Jake Isaac Freeman grumbled that police had "stalked" him to investigate his "minor offending". A judge took a different view.

The 24-year-old Christchurch man was told by Judge Tony Couch that his "torrent" of disqualified driving offences was possibly going to land him back in jail for quite a stretch.

"Most judges would be starting with a very substantial sentence of imprisonment," Judge Couch told him as he pleaded guilty to 10 charges of driving while disqualified, as well as failing to stop for a patrol car using its lights and sirens, and failing to remain stopped.

He has six previous convictions for disqualified driving and has already served an 11-month jail term for that, and other offending.

Repeated disqualified driving offences — where there are more than two previous convictions — carry heavier penalties.

Counsel Todd Nicholls asked for Freeman to be remanded on bail pending his sentencing, which has been set for May 25.

Judge Couch said, "I have never in 17 years seen a torrent of offending like this in such a short space of time."

On June 30 last year, Freeman was disqualified from driving for six months.

Near the end of that period, on December 8, the police tried to stop him in Quinns Rd, Christchurch, but he accelerated away at speed when the patrol car’s flashing lights were switched on.

Once he was caught, it seems the police checked his bank card records and then went to the service stations where his bank card had been used, which gave them the dates and times of his visits.

The forecourt cameras showed him making repeated visits to fill up his BMW.

The police laid 22 charges based on the bank records, but only a few days ago they had to withdraw 12 of those because the service station photographic records for the older visits had already been deleted.

Photographs showing the defendant making 10 visits remained and were handed to his lawyer, and Freeman pleaded guilty to those charges.

He said he thought the police had "stalked" him to get the evidence, but Judge Couch was never going to accept his assertion that it was minor offending.

Mr Nicholls said Freeman had fulltime work, which would be put at risk if he was remanded in custody pending sentencing.

"The job gives him a belief in himself and doing something good for the world.
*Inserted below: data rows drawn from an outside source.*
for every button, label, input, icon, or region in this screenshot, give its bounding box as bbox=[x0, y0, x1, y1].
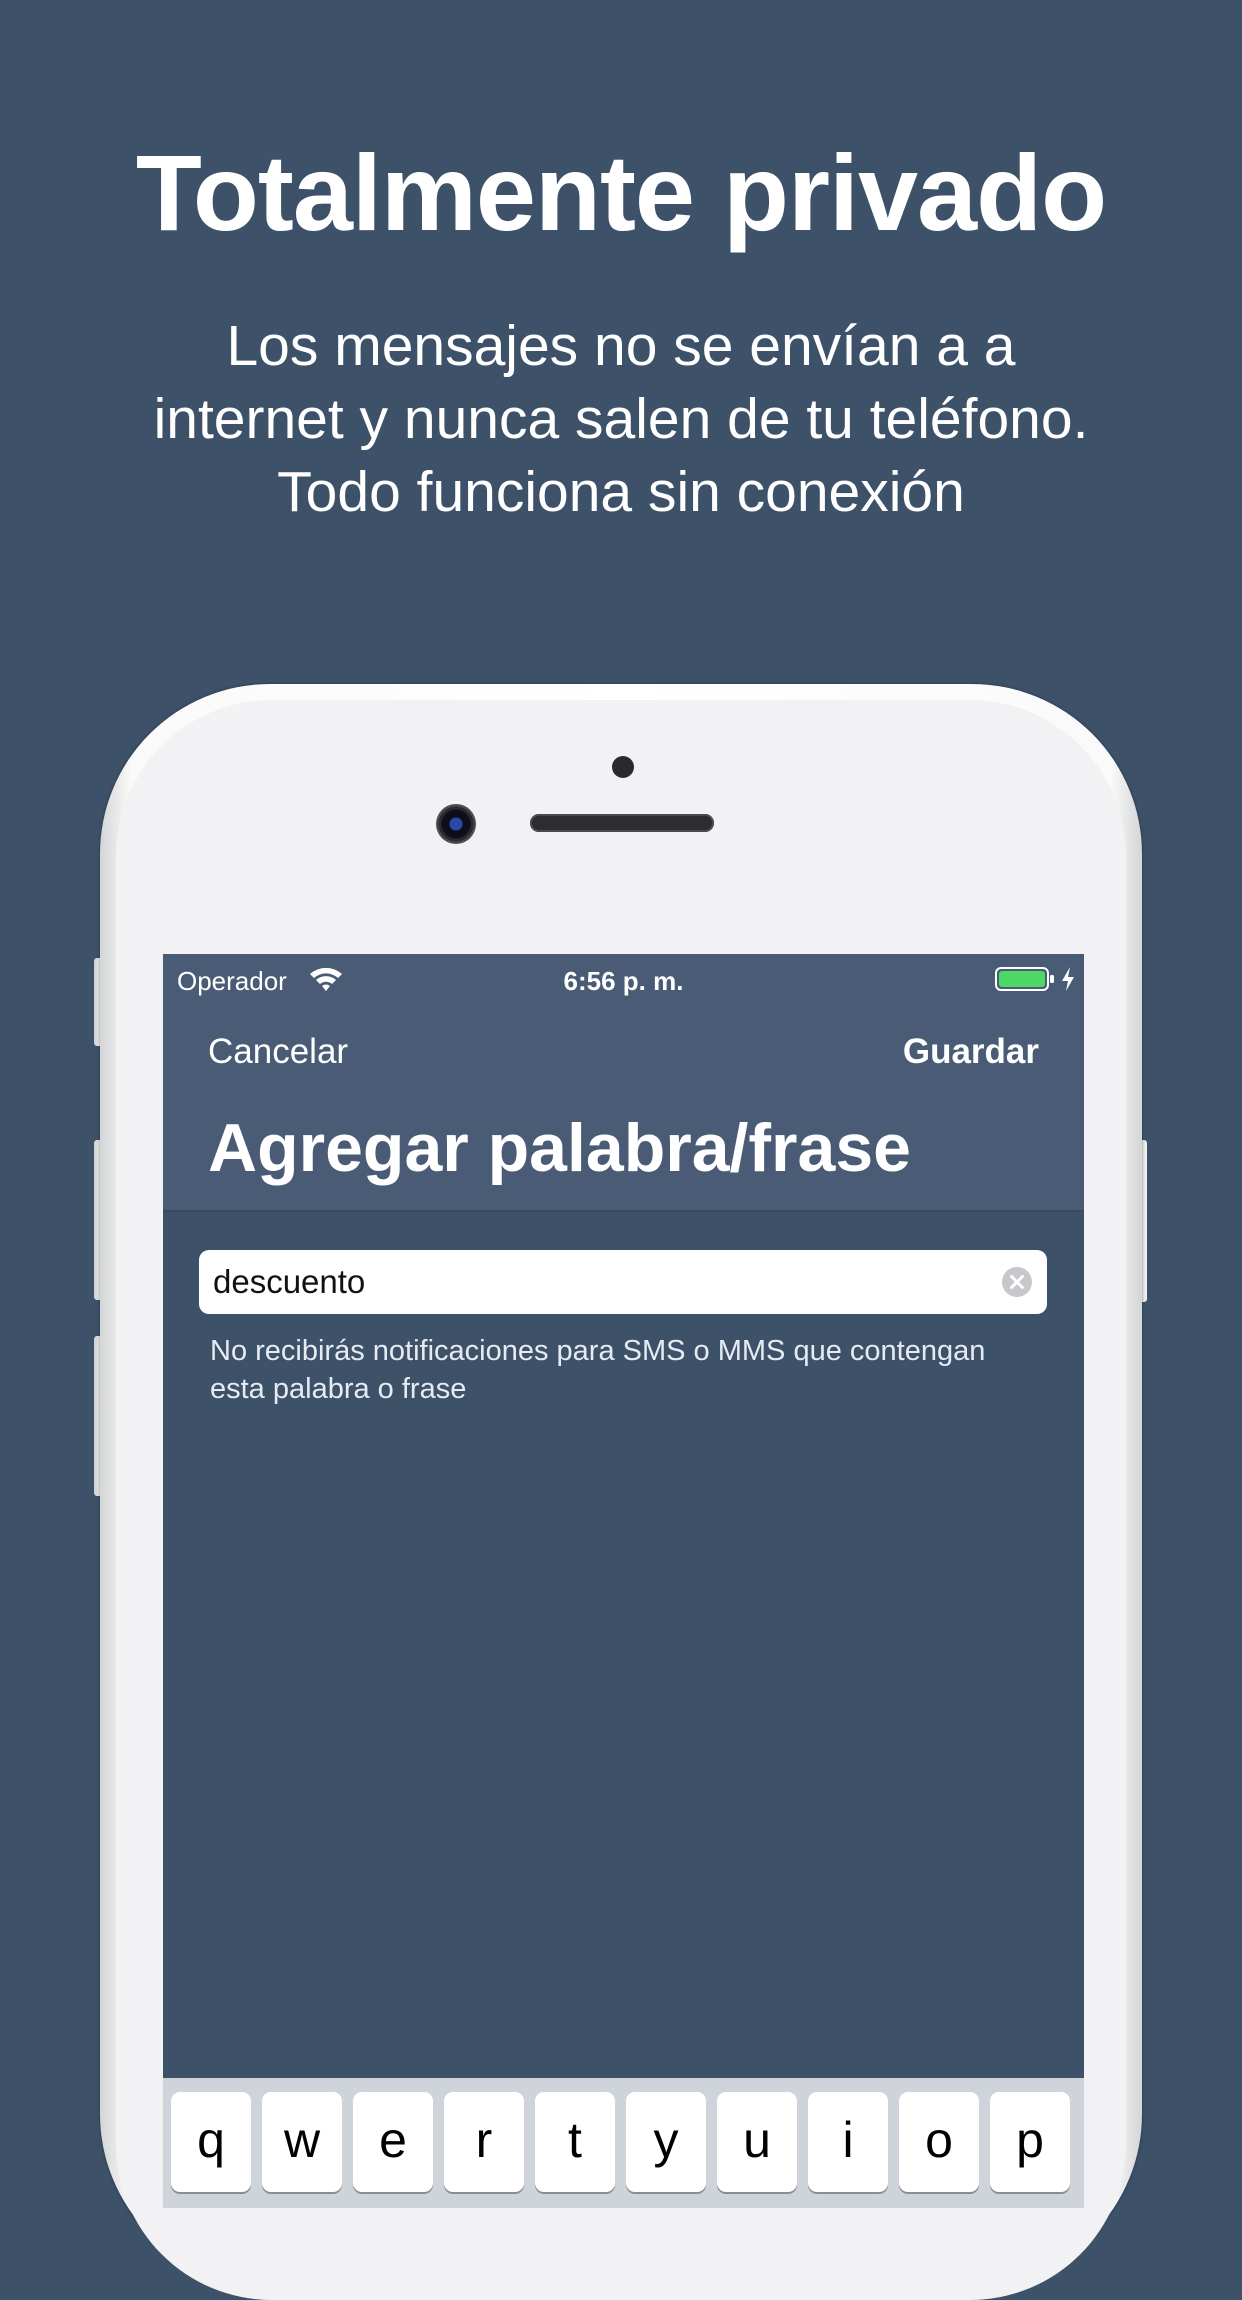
status-time: 6:56 p. m. bbox=[563, 966, 684, 996]
clear-icon[interactable] bbox=[1001, 1266, 1033, 1298]
key-t[interactable]: t bbox=[535, 2092, 615, 2192]
key-r[interactable]: r bbox=[444, 2092, 524, 2192]
keyboard: q w e r t y u i o p bbox=[163, 2078, 1084, 2208]
key-i[interactable]: i bbox=[808, 2092, 888, 2192]
word-phrase-input-value: descuento bbox=[213, 1263, 366, 1300]
promo-title: Totalmente privado bbox=[135, 132, 1107, 253]
key-u[interactable]: u bbox=[717, 2092, 797, 2192]
word-phrase-input[interactable]: descuento bbox=[199, 1250, 1047, 1314]
battery-icon bbox=[995, 967, 1054, 991]
cancel-button[interactable]: Cancelar bbox=[208, 1030, 348, 1074]
key-p[interactable]: p bbox=[990, 2092, 1070, 2192]
front-camera bbox=[438, 806, 474, 842]
key-e[interactable]: e bbox=[353, 2092, 433, 2192]
status-carrier: Operador bbox=[177, 966, 287, 996]
navigation-bar: Operador 6:56 p. m. Cancelar Guardar Agr… bbox=[163, 954, 1084, 1212]
helper-text: No recibirás notificaciones para SMS o M… bbox=[210, 1335, 986, 1405]
promo-subtitle: Los mensajes no se envían a a internet y… bbox=[153, 314, 1089, 524]
key-w[interactable]: w bbox=[262, 2092, 342, 2192]
key-y[interactable]: y bbox=[626, 2092, 706, 2192]
charging-icon bbox=[1062, 967, 1074, 991]
save-button[interactable]: Guardar bbox=[903, 1030, 1039, 1074]
key-o[interactable]: o bbox=[899, 2092, 979, 2192]
key-q[interactable]: q bbox=[171, 2092, 251, 2192]
front-sensor bbox=[612, 756, 634, 778]
phone-screen: Operador 6:56 p. m. Cancelar Guardar Agr… bbox=[163, 954, 1084, 2208]
wifi-icon bbox=[310, 967, 342, 991]
page-title: Agregar palabra/frase bbox=[208, 1110, 911, 1186]
earpiece-speaker bbox=[530, 814, 714, 832]
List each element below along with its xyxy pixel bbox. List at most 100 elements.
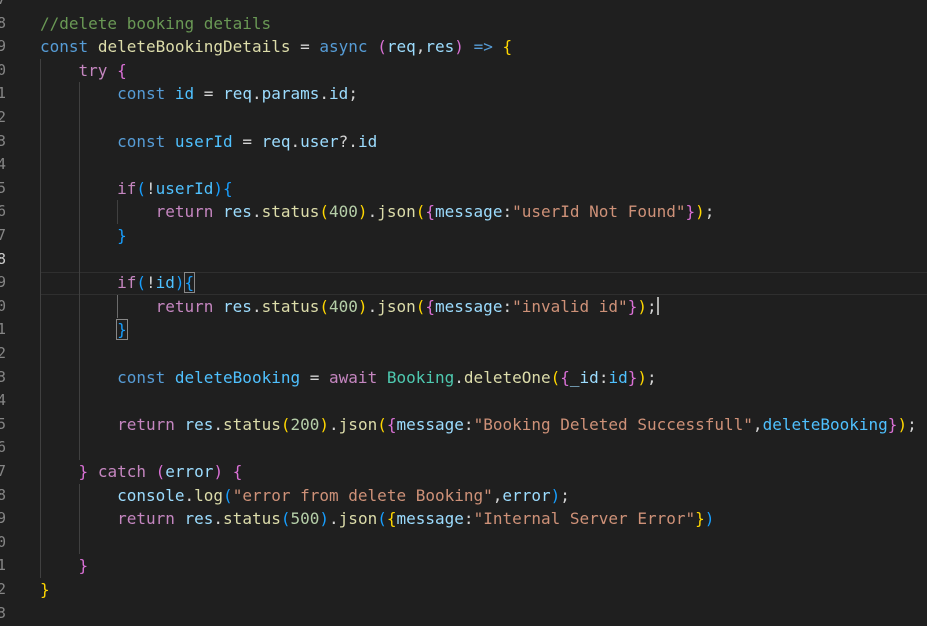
- code-token: "error from delete Booking": [232, 485, 493, 505]
- code-editor[interactable]: 789012345678901234567890123 //delete boo…: [0, 0, 927, 626]
- code-token: _id: [569, 367, 599, 387]
- code-token: deleteOne: [463, 367, 551, 387]
- code-token: message: [396, 509, 464, 529]
- line-number: 1: [0, 556, 7, 575]
- code-token: (: [136, 273, 146, 293]
- code-token: ): [897, 414, 908, 434]
- code-token: }: [695, 509, 705, 529]
- code-token: (: [377, 509, 387, 529]
- code-token: await: [329, 367, 378, 387]
- code-line[interactable]: console.log("error from delete Booking",…: [40, 484, 570, 508]
- code-token: ,: [752, 414, 763, 434]
- code-line[interactable]: return res.status(500).json({message:"In…: [40, 507, 714, 531]
- code-line[interactable]: return res.status(200).json({message:"Bo…: [40, 413, 917, 437]
- code-token: .: [329, 414, 339, 434]
- line-number: 0: [0, 532, 7, 551]
- code-token: return: [117, 509, 175, 529]
- code-token: ): [637, 296, 647, 316]
- code-token: ;: [348, 84, 358, 104]
- code-token: }: [40, 580, 50, 599]
- code-token: json: [338, 509, 378, 529]
- line-number-gutter: 789012345678901234567890123: [0, 0, 14, 626]
- code-token: ): [213, 462, 224, 481]
- code-token: ): [550, 485, 561, 505]
- code-line[interactable]: } catch (error) {: [40, 460, 243, 484]
- code-token: console: [117, 485, 185, 505]
- code-token: return: [155, 296, 214, 316]
- code-line[interactable]: const deleteBooking = await Booking.dele…: [40, 366, 657, 390]
- code-token: (: [319, 202, 330, 222]
- code-line[interactable]: }: [40, 318, 128, 342]
- code-token: (: [415, 296, 426, 316]
- line-number: 7: [0, 462, 7, 480]
- code-token: "Internal Server Error": [473, 509, 696, 529]
- code-token: (: [377, 414, 387, 434]
- code-token: =: [309, 367, 320, 387]
- code-token: message: [396, 414, 464, 434]
- code-line[interactable]: const userId = req.user?.id: [40, 130, 377, 154]
- code-token: .: [454, 367, 464, 387]
- code-line[interactable]: return res.status(400).json({message:"us…: [40, 200, 715, 224]
- code-line[interactable]: return res.status(400).json({message:"in…: [40, 295, 659, 319]
- code-line[interactable]: }: [40, 224, 127, 248]
- line-number: 6: [0, 202, 7, 221]
- code-token: req: [386, 37, 416, 57]
- line-number: 4: [0, 155, 7, 174]
- line-number: 6: [0, 438, 7, 457]
- code-token: status: [261, 202, 320, 222]
- code-token: //delete booking details: [40, 13, 272, 33]
- code-token: ;: [704, 202, 715, 222]
- code-line[interactable]: const id = req.params.id;: [40, 82, 358, 106]
- code-token: }: [887, 414, 898, 434]
- code-token: userId: [155, 178, 214, 198]
- code-line[interactable]: //delete booking details: [40, 12, 271, 36]
- code-token: =>: [473, 37, 493, 57]
- code-line[interactable]: const deleteBookingDetails = async (req,…: [40, 35, 512, 59]
- code-line[interactable]: }: [40, 554, 89, 578]
- code-token: .: [213, 414, 224, 434]
- line-number: 8: [0, 485, 7, 504]
- code-token: res: [184, 414, 214, 434]
- code-token: try: [78, 60, 108, 80]
- code-token: ): [454, 37, 464, 57]
- code-token: }: [78, 462, 89, 481]
- code-token: .: [251, 84, 262, 104]
- code-token: deleteBooking: [174, 367, 301, 387]
- code-token: ): [174, 273, 185, 293]
- line-number: 2: [0, 108, 7, 126]
- code-token: catch: [97, 462, 146, 481]
- code-token: !: [145, 273, 156, 293]
- code-token: }: [685, 202, 696, 222]
- code-line[interactable]: if(!id){: [40, 271, 196, 295]
- code-token: {: [502, 37, 513, 57]
- code-token: {: [425, 296, 436, 316]
- code-token: message: [435, 296, 503, 316]
- code-token: .: [213, 509, 224, 529]
- code-token: .: [367, 296, 378, 316]
- code-line[interactable]: }: [40, 578, 50, 602]
- matched-bracket: {: [183, 272, 196, 294]
- code-line[interactable]: if(!userId){: [40, 177, 233, 201]
- code-token: :: [598, 367, 609, 387]
- code-line[interactable]: try {: [40, 59, 127, 83]
- code-token: }: [627, 296, 638, 316]
- line-number: 2: [0, 344, 7, 362]
- code-token: (: [223, 485, 233, 505]
- code-token: .: [251, 296, 262, 316]
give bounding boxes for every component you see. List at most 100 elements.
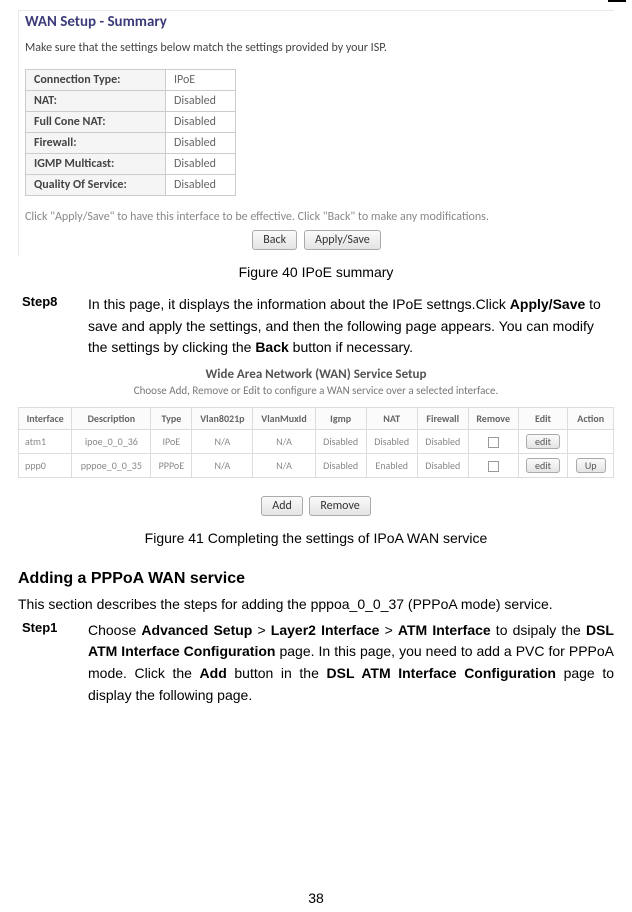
figure-caption-2: Figure 41 Completing the settings of IPo… [18, 522, 614, 560]
row-label: Quality Of Service: [26, 175, 166, 196]
col-header: Action [568, 408, 614, 430]
edit-button[interactable]: edit [526, 434, 560, 449]
col-header: Type [151, 408, 192, 430]
cell-description: ipoe_0_0_36 [72, 430, 151, 454]
text-fragment: button if necessary. [289, 339, 413, 355]
cell-interface: ppp0 [19, 454, 72, 478]
table-row: Full Cone NAT:Disabled [26, 112, 236, 133]
row-value: IPoE [166, 70, 236, 91]
text-fragment: > [379, 622, 397, 638]
col-header: Firewall [417, 408, 468, 430]
col-header: NAT [366, 408, 417, 430]
bold-text: Apply/Save [510, 296, 585, 312]
wan-summary-button-row: Back Apply/Save [19, 228, 614, 256]
cell-vlan8021p: N/A [192, 430, 253, 454]
row-label: IGMP Multicast: [26, 154, 166, 175]
figure-caption-1: Figure 40 IPoE summary [18, 256, 614, 294]
col-header: VlanMuxId [253, 408, 315, 430]
col-header: Description [72, 408, 151, 430]
table-row: Quality Of Service:Disabled [26, 175, 236, 196]
cell-igmp: Disabled [315, 430, 366, 454]
table-row: ppp0 pppoe_0_0_35 PPPoE N/A N/A Disabled… [19, 454, 614, 478]
step1-label: Step1 [18, 620, 88, 707]
wan-setup-summary-screenshot: WAN Setup - Summary Make sure that the s… [18, 10, 614, 256]
text-fragment: In this page, it displays the informatio… [88, 296, 510, 312]
step1-text: Choose Advanced Setup > Layer2 Interface… [88, 620, 614, 707]
row-label: Firewall: [26, 133, 166, 154]
col-header: Igmp [315, 408, 366, 430]
step8-label: Step8 [18, 294, 88, 359]
section-heading: Adding a PPPoA WAN service [18, 560, 614, 594]
wan-service-subtitle: Choose Add, Remove or Edit to configure … [18, 384, 614, 407]
cell-firewall: Disabled [417, 430, 468, 454]
table-row: atm1 ipoe_0_0_36 IPoE N/A N/A Disabled D… [19, 430, 614, 454]
text-fragment: button in the [227, 665, 327, 681]
bold-text: Advanced Setup [141, 622, 252, 638]
cell-vlan8021p: N/A [192, 454, 253, 478]
cell-edit: edit [518, 454, 568, 478]
remove-checkbox[interactable] [488, 461, 499, 472]
back-button[interactable]: Back [252, 230, 297, 250]
cell-action [568, 430, 614, 454]
row-value: Disabled [166, 112, 236, 133]
text-fragment: Choose [88, 622, 141, 638]
cell-vlanmuxid: N/A [253, 430, 315, 454]
wan-summary-note: Make sure that the settings below match … [19, 35, 614, 69]
wan-summary-title: WAN Setup - Summary [19, 11, 614, 35]
cell-type: IPoE [151, 430, 192, 454]
cell-firewall: Disabled [417, 454, 468, 478]
col-header: Remove [468, 408, 518, 430]
add-button[interactable]: Add [261, 496, 303, 516]
table-row: Connection Type:IPoE [26, 70, 236, 91]
row-value: Disabled [166, 91, 236, 112]
edit-button[interactable]: edit [526, 458, 560, 473]
table-row: IGMP Multicast:Disabled [26, 154, 236, 175]
page-number: 38 [0, 890, 632, 906]
wan-service-button-row: Add Remove [18, 478, 614, 522]
remove-button[interactable]: Remove [309, 496, 370, 516]
step8-row: Step8 In this page, it displays the info… [18, 294, 614, 359]
cell-edit: edit [518, 430, 568, 454]
text-fragment: > [252, 622, 270, 638]
bold-text: Layer2 Interface [271, 622, 380, 638]
row-label: Full Cone NAT: [26, 112, 166, 133]
wan-service-title: Wide Area Network (WAN) Service Setup [18, 363, 614, 384]
cell-igmp: Disabled [315, 454, 366, 478]
table-row: Firewall:Disabled [26, 133, 236, 154]
bold-text: Add [200, 665, 227, 681]
text-fragment: to dsipaly the [491, 622, 586, 638]
table-header-row: Interface Description Type Vlan8021p Vla… [19, 408, 614, 430]
table-row: NAT:Disabled [26, 91, 236, 112]
page-decoration-mark [608, 0, 626, 2]
apply-save-button[interactable]: Apply/Save [304, 230, 381, 250]
remove-checkbox[interactable] [488, 437, 499, 448]
cell-vlanmuxid: N/A [253, 454, 315, 478]
cell-type: PPPoE [151, 454, 192, 478]
wan-service-setup-screenshot: Wide Area Network (WAN) Service Setup Ch… [18, 363, 614, 522]
bold-text: DSL ATM Interface Configuration [327, 665, 556, 681]
bold-text: ATM Interface [398, 622, 491, 638]
wan-service-table: Interface Description Type Vlan8021p Vla… [18, 407, 614, 478]
row-label: Connection Type: [26, 70, 166, 91]
col-header: Interface [19, 408, 72, 430]
intro-paragraph: This section describes the steps for add… [18, 594, 614, 616]
col-header: Vlan8021p [192, 408, 253, 430]
cell-action: Up [568, 454, 614, 478]
up-button[interactable]: Up [576, 458, 606, 473]
cell-description: pppoe_0_0_35 [72, 454, 151, 478]
step1-row: Step1 Choose Advanced Setup > Layer2 Int… [18, 620, 614, 707]
cell-interface: atm1 [19, 430, 72, 454]
wan-summary-footer-note: Click "Apply/Save" to have this interfac… [19, 196, 614, 228]
row-label: NAT: [26, 91, 166, 112]
cell-remove [468, 430, 518, 454]
cell-remove [468, 454, 518, 478]
row-value: Disabled [166, 154, 236, 175]
row-value: Disabled [166, 175, 236, 196]
row-value: Disabled [166, 133, 236, 154]
step8-text: In this page, it displays the informatio… [88, 294, 614, 359]
col-header: Edit [518, 408, 568, 430]
cell-nat: Disabled [366, 430, 417, 454]
wan-summary-table: Connection Type:IPoE NAT:Disabled Full C… [25, 69, 236, 196]
bold-text: Back [255, 339, 288, 355]
cell-nat: Enabled [366, 454, 417, 478]
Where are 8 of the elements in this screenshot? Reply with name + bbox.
I don’t believe imprisonment is by any means certain," he said.

He suggested Freeman had a driving addiction and could seek help with that.

"This is not minor offending," Judge Couch said.

"Each charge carries a maximum penalty of two years’ imprisonment. The starting point could be three or four years’ imprisonment. You are in very serious trouble here."

He said that although he was granting bail for sentencing, and was asking for a pre-sentence report that would also cover Freeman’s suitability for home detention, it was not an indication that he would not be jailed.

The police have also raised the question of confiscating the car involved in all the offending.